Спасибо за подарок, передавайте дракончику и Хагриду мою благодарность, без них я бы еще месяц тут ошивался, ожидая удобного случая. А теперь, я свободен, и надеюсь, Альбус, вы об этом пожалеете, совсем скоро. Буду честен, ждите сюрпризов, совсем не приятных для вас.
Том.»
Директор аж побелел, но рассказывать кто такой Том, и что за сюрпризы предстоит ожидать, он не стал, только глянул на Снейпа, а у того глаза были, ну совершенно обалдевшие, правда он с собой справился и головой покачал, словно на безмолвный вопрос ответил. Стали искать, кого нет, и обнаружилась пропажа профессора Квиррелла, и видели его, как оказалось, в последний раз накануне пожара у Хагрида. В комнатах его было пусто, вещи он собрал и прихватил с собой, когда и куда он отправился и почему назвал себя Томом было совершенно не ясно. Никому не нужную полосу демонтировали, цербера забрали в питомник, директор заперся в своих покоях и до начала летних каникул его никто не видел.
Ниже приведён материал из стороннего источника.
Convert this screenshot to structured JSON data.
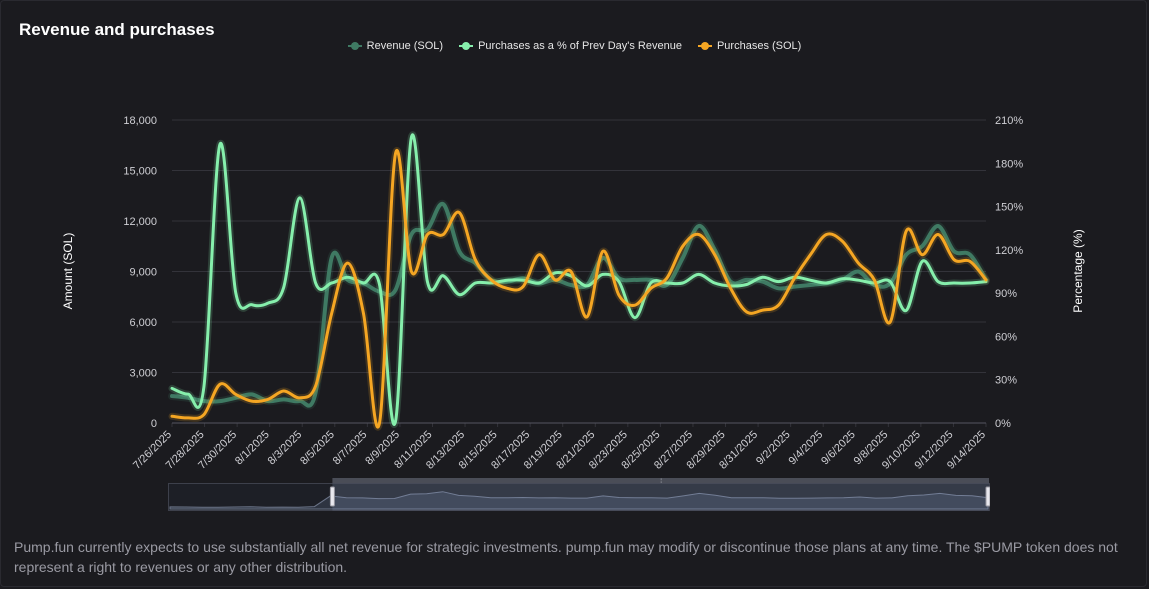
{
  "page": {
    "title": "Revenue and purchases"
  },
  "footnote": "Pump.fun currently expects to use substantially all net revenue for strategic investments. pump.fun may modify or discontinue those plans at any time. The $PUMP token does not represent a right to revenues or any other distribution.",
  "chart_data": {
    "type": "line",
    "title": "Revenue and purchases",
    "legend_position": "top-center",
    "grid": true,
    "y_left": {
      "label": "Amount (SOL)",
      "range": [
        0,
        18000
      ],
      "ticks": [
        "0",
        "3,000",
        "6,000",
        "9,000",
        "12,000",
        "15,000",
        "18,000"
      ]
    },
    "y_right": {
      "label": "Percentage (%)",
      "range": [
        0,
        210
      ],
      "ticks": [
        "0%",
        "30%",
        "60%",
        "90%",
        "120%",
        "150%",
        "180%",
        "210%"
      ]
    },
    "x_tick_labels": [
      "7/26/2025",
      "7/28/2025",
      "7/30/2025",
      "8/1/2025",
      "8/3/2025",
      "8/5/2025",
      "8/7/2025",
      "8/9/2025",
      "8/11/2025",
      "8/13/2025",
      "8/15/2025",
      "8/17/2025",
      "8/19/2025",
      "8/21/2025",
      "8/23/2025",
      "8/25/2025",
      "8/27/2025",
      "8/29/2025",
      "8/31/2025",
      "9/2/2025",
      "9/4/2025",
      "9/6/2025",
      "9/8/2025",
      "9/10/2025",
      "9/12/2025",
      "9/14/2025"
    ],
    "series": [
      {
        "name": "Revenue (SOL)",
        "axis": "left",
        "color": "#3f7a63",
        "values": [
          1600,
          1500,
          1300,
          1300,
          1500,
          1700,
          1300,
          1400,
          1300,
          1800,
          9800,
          8500,
          8300,
          7800,
          7900,
          11200,
          11500,
          13000,
          10200,
          9500,
          8500,
          8400,
          8600,
          8300,
          8500,
          8200,
          8200,
          9800,
          8600,
          8500,
          8500,
          8200,
          9800,
          11700,
          10300,
          8400,
          8500,
          8400,
          8000,
          8100,
          8200,
          8300,
          8500,
          9000,
          8200,
          8300,
          10000,
          10500,
          11700,
          10200,
          10000,
          8500
        ]
      },
      {
        "name": "Purchases as a % of Prev Day's Revenue",
        "axis": "right",
        "color": "#86efac",
        "values": [
          24,
          20,
          25,
          193,
          90,
          82,
          83,
          94,
          156,
          97,
          97,
          101,
          97,
          96,
          1,
          198,
          98,
          102,
          89,
          97,
          97,
          99,
          99,
          97,
          104,
          102,
          95,
          103,
          98,
          73,
          97,
          97,
          97,
          103,
          97,
          95,
          96,
          101,
          98,
          101,
          99,
          97,
          100,
          99,
          97,
          98,
          78,
          112,
          98,
          97,
          97,
          98
        ]
      },
      {
        "name": "Purchases (SOL)",
        "axis": "left",
        "color": "#f5a623",
        "values": [
          400,
          300,
          500,
          2300,
          1700,
          1300,
          1400,
          1900,
          1500,
          2200,
          6500,
          9500,
          6500,
          0,
          16000,
          9000,
          11200,
          11200,
          12500,
          9700,
          8500,
          8000,
          8100,
          10000,
          8500,
          9000,
          6300,
          10200,
          7600,
          7000,
          8000,
          8600,
          10500,
          11200,
          10000,
          8000,
          6600,
          6700,
          7000,
          8600,
          10000,
          11200,
          10800,
          9500,
          8500,
          6000,
          11400,
          10000,
          11200,
          9700,
          9600,
          8500
        ]
      }
    ]
  },
  "colors": {
    "background": "#1b1b1f",
    "grid": "#33333a",
    "axis_text": "#cfcfd4",
    "revenue": "#3f7a63",
    "percentage": "#86efac",
    "purchases": "#f5a623"
  },
  "slider": {
    "handle_glyph": "⦙",
    "selection_start_fraction": 0.2,
    "selection_end_fraction": 1.0
  }
}
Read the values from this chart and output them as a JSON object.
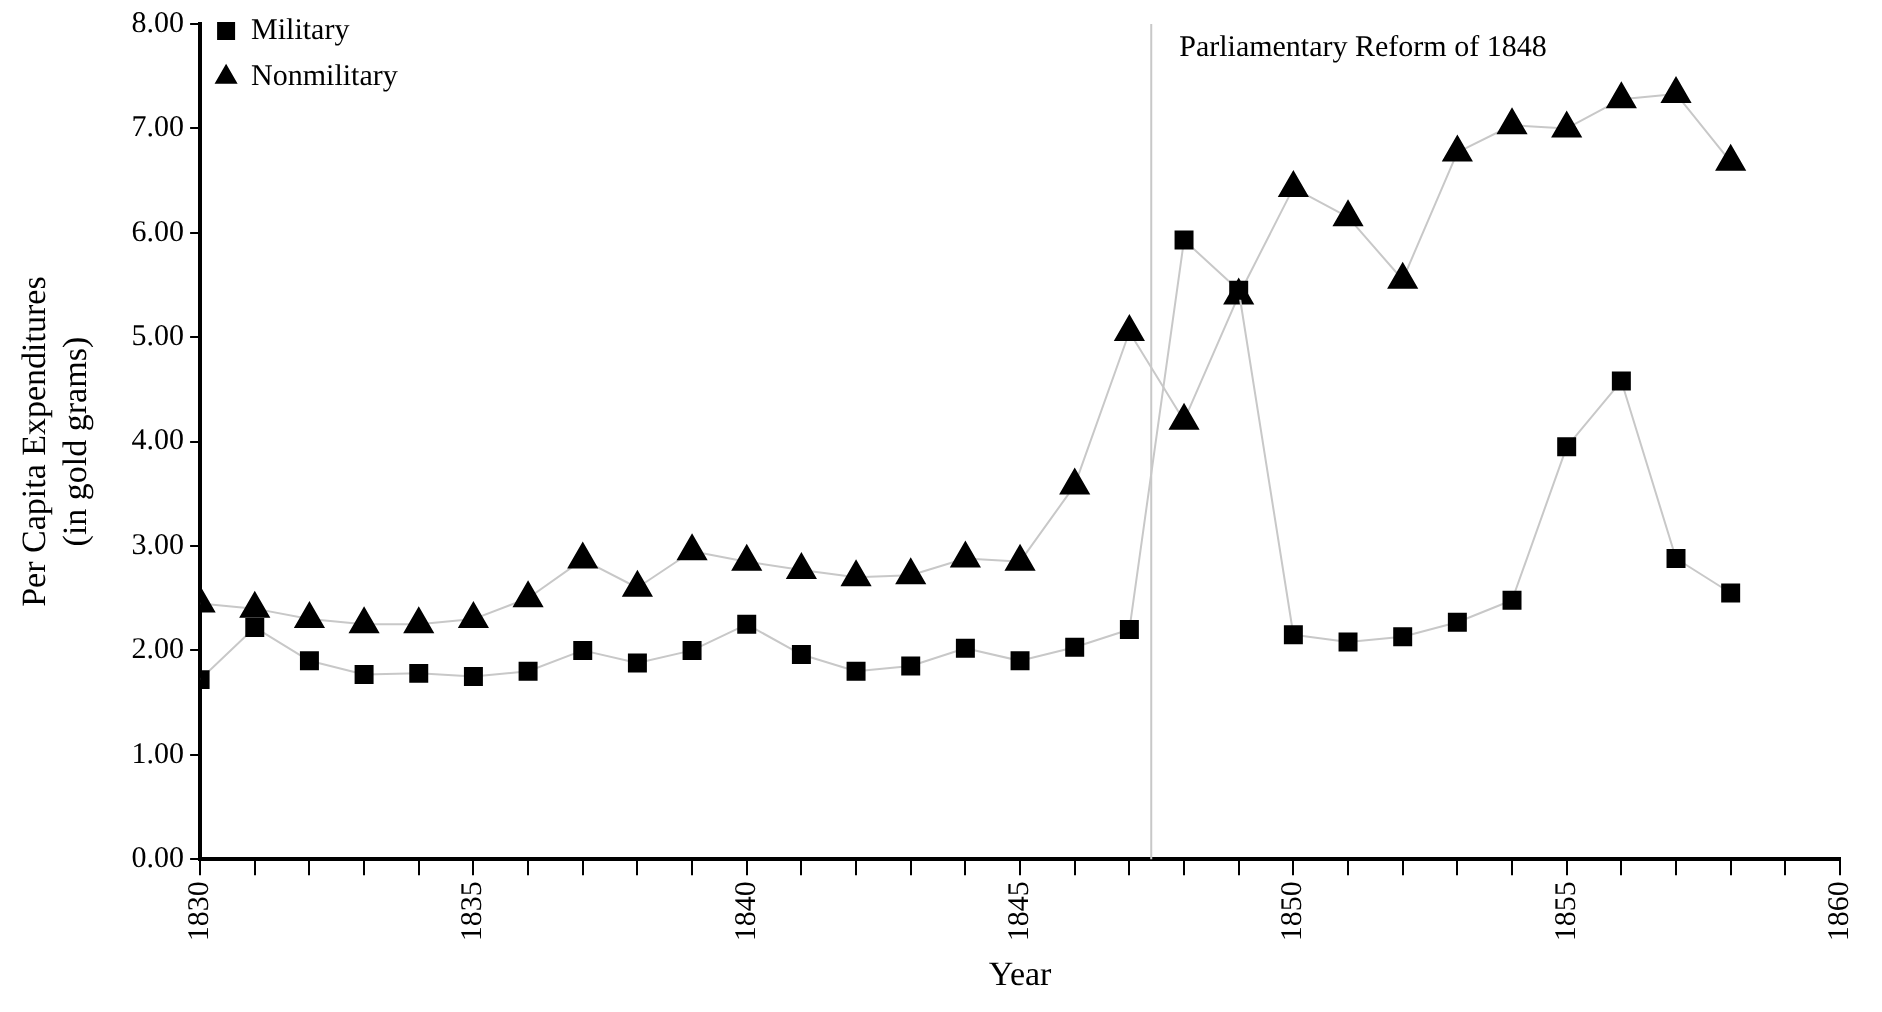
{
  "chart_data": {
    "type": "line",
    "xlabel": "Year",
    "ylabel": "Per Capita Expenditures\n(in gold grams)",
    "x": [
      1830,
      1831,
      1832,
      1833,
      1834,
      1835,
      1836,
      1837,
      1838,
      1839,
      1840,
      1841,
      1842,
      1843,
      1844,
      1845,
      1846,
      1847,
      1848,
      1849,
      1850,
      1851,
      1852,
      1853,
      1854,
      1855,
      1856,
      1857,
      1858
    ],
    "series": [
      {
        "name": "Military",
        "color": "#000000",
        "marker": "square",
        "values": [
          1.72,
          2.22,
          1.9,
          1.77,
          1.78,
          1.75,
          1.8,
          2.0,
          1.88,
          2.0,
          2.25,
          1.96,
          1.8,
          1.85,
          2.02,
          1.9,
          2.03,
          2.2,
          5.93,
          5.45,
          2.15,
          2.08,
          2.13,
          2.27,
          2.48,
          3.95,
          4.58,
          2.88,
          2.55
        ]
      },
      {
        "name": "Nonmilitary",
        "color": "#000000",
        "marker": "triangle",
        "values": [
          2.45,
          2.4,
          2.3,
          2.25,
          2.25,
          2.3,
          2.5,
          2.87,
          2.6,
          2.95,
          2.85,
          2.77,
          2.7,
          2.72,
          2.88,
          2.85,
          3.58,
          5.05,
          4.2,
          5.4,
          6.43,
          6.15,
          5.55,
          6.77,
          7.03,
          7.0,
          7.28,
          7.33,
          6.68
        ]
      }
    ],
    "xlim": [
      1830,
      1860
    ],
    "xticks": [
      1830,
      {
        "value": 1831,
        "label": null
      },
      {
        "value": 1832,
        "label": null
      },
      {
        "value": 1833,
        "label": null
      },
      {
        "value": 1834,
        "label": null
      },
      1835,
      {
        "value": 1836,
        "label": null
      },
      {
        "value": 1837,
        "label": null
      },
      {
        "value": 1838,
        "label": null
      },
      {
        "value": 1839,
        "label": null
      },
      1840,
      {
        "value": 1841,
        "label": null
      },
      {
        "value": 1842,
        "label": null
      },
      {
        "value": 1843,
        "label": null
      },
      {
        "value": 1844,
        "label": null
      },
      1845,
      {
        "value": 1846,
        "label": null
      },
      {
        "value": 1847,
        "label": null
      },
      {
        "value": 1848,
        "label": null
      },
      {
        "value": 1849,
        "label": null
      },
      1850,
      {
        "value": 1851,
        "label": null
      },
      {
        "value": 1852,
        "label": null
      },
      {
        "value": 1853,
        "label": null
      },
      {
        "value": 1854,
        "label": null
      },
      1855,
      {
        "value": 1856,
        "label": null
      },
      {
        "value": 1857,
        "label": null
      },
      {
        "value": 1858,
        "label": null
      },
      {
        "value": 1859,
        "label": null
      },
      1860
    ],
    "ylim": [
      0,
      8
    ],
    "yticks": [
      {
        "value": 0,
        "label": "0.00"
      },
      {
        "value": 1,
        "label": "1.00"
      },
      {
        "value": 2,
        "label": "2.00"
      },
      {
        "value": 3,
        "label": "3.00"
      },
      {
        "value": 4,
        "label": "4.00"
      },
      {
        "value": 5,
        "label": "5.00"
      },
      {
        "value": 6,
        "label": "6.00"
      },
      {
        "value": 7,
        "label": "7.00"
      },
      {
        "value": 8,
        "label": "8.00"
      }
    ],
    "ref_lines": [
      {
        "axis": "x",
        "value": 1847.4,
        "label": "Parliamentary Reform of 1848",
        "color": "#c8c8c8"
      }
    ],
    "grid": false,
    "legend": "top left",
    "line_style": "solid"
  }
}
Экзамены прошли, пропал профессор Снейп, точнее он не пропал, а ушел в запой. Вот вечером, после последнего экзамена, все еще было нормально, только сова письмо принесла, прямо на ужин, а утром на завтраке его уже не было. Мадам Помфри, у которой, как раз, закончилось какое — то зелье, которое он ей обещал сварить, долго вызывала его по камину, а потом, все же решилась войти без разрешения, и нашла его, совершенно не вменяемого, в кресле у камина, а три пустых бутылки огневиски и жуткий перегар, которым от него несло, рассказали ей, лучше всяких слов, что пациент пьян и толку от него не будет. Напивался зелевар с методичностью, с которой и зелья варил обычно, каждый день в течение недели, но потом как отрезал и на завтрак вышел зеленый, но трезвый, как стеклышко, свое поведение он коллегам никак не комментировал. Просто, молча, ел овсянку и запивал ее крепким кофе.